Hey guys, I just started a jetboat group on facebook.
I am trying to figure out how to link it tinboats but im not a interweb computertologist.

Anyways, if you do facebook, check it out.

Search: SEMO Jet Boat Enthusiast


----------



## smackdaddy53 (Feb 8, 2014)

Done


----------



## S&amp;MFISH (Feb 9, 2014)

I've got to check this one out.


----------



## optaylor823 (Feb 13, 2014)

Just joined. Looks like a good group.


----------



## semojetman (Feb 13, 2014)

It is really.
As it grows, it should be great for helping hands, advice, and just good jetboat talk.
And its always great to see everyones boats.


----------



## semojetman (Feb 15, 2014)

Also, everyone is invited to join. You dont have to live in southeast missouri to join. 

Check it out everyone


----------



## semojetman (Apr 18, 2014)

We've gained almost 300 members so far.
Its seeming like a great group of boat guys.


----------



## Seth (Apr 22, 2014)

I thought I had already joined earlier, but apparently not.
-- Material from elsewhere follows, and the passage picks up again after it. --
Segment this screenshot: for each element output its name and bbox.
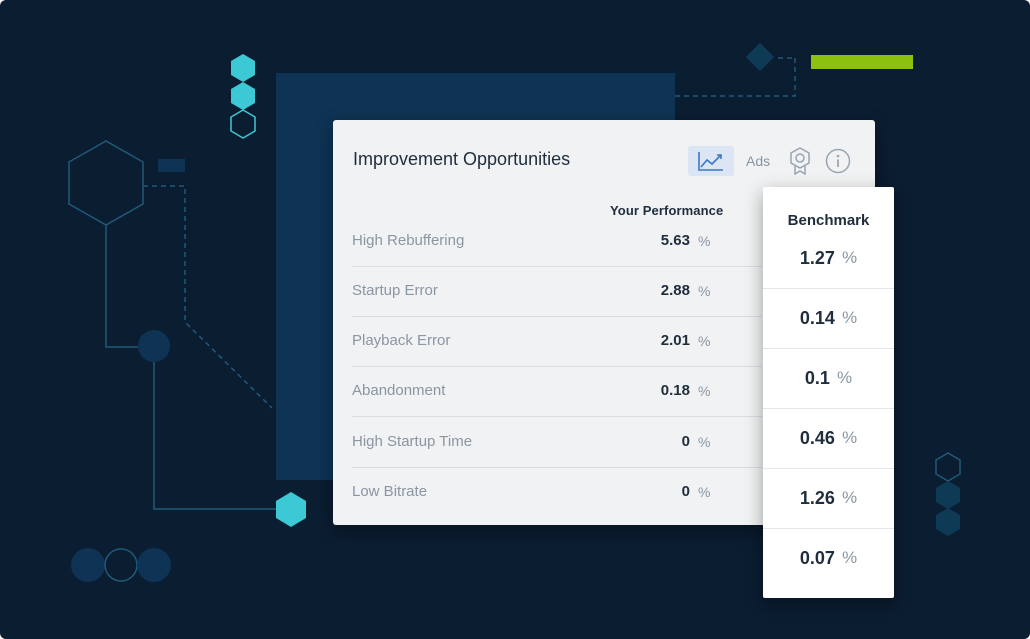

I'm on there now!


----------



## Jim (Apr 23, 2014)

Post up a link!


----------



## smackdaddy53 (Apr 23, 2014)

Once I finish mine I will post more


----------



## semojetman (Apr 23, 2014)

Im not sure how to post a link to it.
If someone does, please feel free or enlighten me.


----------



## BigTerp (Apr 24, 2014)

This should work. You'll have to sign in to Facebook, but it should then take you right to the group.

https://www.facebook.com/groups/604452952959143/


----------



## fender66 (Apr 24, 2014)

IN!


----------



## semojetman (Apr 26, 2014)

Thanks guys.


----------